Computerworld - Twitter, Facebook, the Library of Congress — all of these institutions have mind-numbing amounts of structured and unstructured data that must be indexed and searched quickly. In Twitter’s case, that’s about 300 million new pieces of information to index every day.
So it’s not surprising that such institutions would venture into the seemingly untamed world of open-source search applications, not just for the cost savings, but also for the ability to customize and modify applications quickly. Plus, open source has an active community that can help solve related problems.
But what about other enterprise users? Some 80% of the information in the typical enterprise is now unstructured, including texts, emails, blogs and videos, and that percentage is rising, according to Gartner. All of this data potentially holds value, and today every website is expected to query and produce relevant results as fast as the best Internet search engines. “People need search technology [in] virtually everything they do today. Everybody thinks search [capability] is going to be embedded in everything,” says Whit Andrews, an analyst at Gartner.
Right now, most organizations have very constrained search capabilities, which are usually based on SQL queries or specific forms or reports. “That paradigm is soon going to break because the amount of data is just too big, and it’s happening much too quickly in a 24/7 environment,” he adds.
Enterprises of all types are starting to explore open-source search applications to get a glimpse into their collections of structured and unstructured data. One such product is Lucene Solr, an open-source search platform developed by Lucid Imagination, a San Mateo, Calif.-based software company.

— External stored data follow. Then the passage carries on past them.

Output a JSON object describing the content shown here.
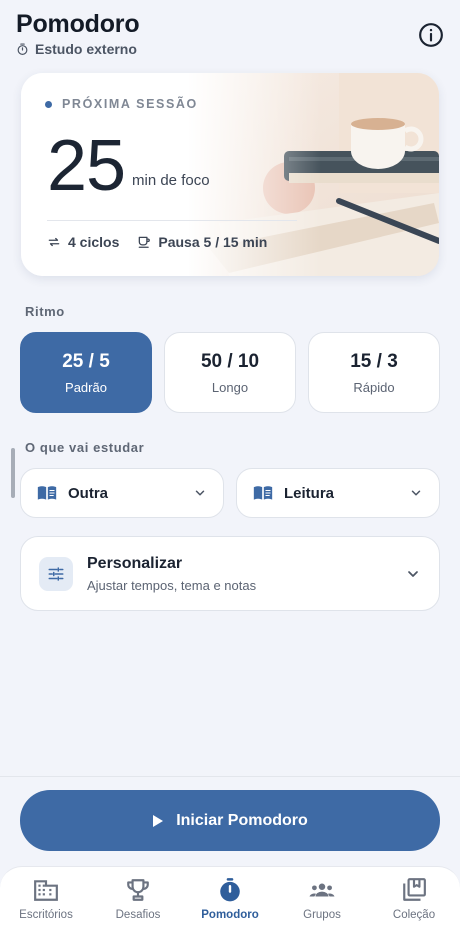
{
  "header": {
    "title": "Pomodoro",
    "subtitle": "Estudo externo",
    "subtitle_icon": "timer-icon",
    "info_icon": "info-icon"
  },
  "session_card": {
    "label": "PRÓXIMA SESSÃO",
    "minutes": "25",
    "unit": "min de foco",
    "cycles": "4 ciclos",
    "pause": "Pausa 5 / 15 min",
    "cycles_icon": "repeat-icon",
    "pause_icon": "coffee-icon"
  },
  "rhythm": {
    "label": "Ritmo",
    "options": [
      {
        "value": "25 / 5",
        "label": "Padrão",
        "active": true
      },
      {
        "value": "50 / 10",
        "label": "Longo",
        "active": false
      },
      {
        "value": "15 / 3",
        "label": "Rápido",
        "active": false
      }
    ]
  },
  "study": {
    "label": "O que vai estudar",
    "subject": "Outra",
    "activity": "Leitura"
  },
  "customize": {
    "title": "Personalizar",
    "subtitle": "Ajustar tempos, tema e notas"
  },
  "start_button": {
    "label": "Iniciar Pomodoro"
  },
  "nav": {
    "items": [
      {
        "label": "Escritórios",
        "icon": "building-icon",
        "active": false
      },
      {
        "label": "Desafios",
        "icon": "trophy-icon",
        "active": false
      },
      {
        "label": "Pomodoro",
        "icon": "stopwatch-icon",
        "active": true
      },
      {
        "label": "Grupos",
        "icon": "groups-icon",
        "active": false
      },
      {
        "label": "Coleção",
        "icon": "collection-icon",
        "active": false
      }
    ]
  },
  "colors": {
    "accent": "#3e6aa5",
    "background": "#f2f4fa",
    "card": "#ffffff",
    "text": "#1b2331"
  }
}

Interest in open-source search applications began to take off three years ago. “That’s when we saw creation of Lucid Imagination, which formed as a commercial support resource” for open-source software, says Greg Olson, senior director at Olliance Group, an open-source consulting firm and a unit of Black Duck Software. “That’s a good indicator of mainstream demand for services or a solution around a raw technology like Lucene.”
Make no mistake — Lucene is for heavy hitters of search, Andrews says. “Lucene matters for people who need a very sophisticated search offering or product. Its typical [user] is a vendor that needs enormous scale in its application of technologies. It’s a great place to use Lucene — you need to be able to search a bazillion things. Where you don’t see Lucene used is when an intranet needs a search by next Thursday.”
A few other players offer lighter-weight search tools based on the same Lucene open-source technology. For instance, online retailer Zappos.com uses Lucene Solr to power its 63 million customer inquiries each month. But internally, the company deploys open-source search engine Elasticsearch, for “non-website-critical systems or non-performance-bound types of services,” says Aye Thu, search team lead.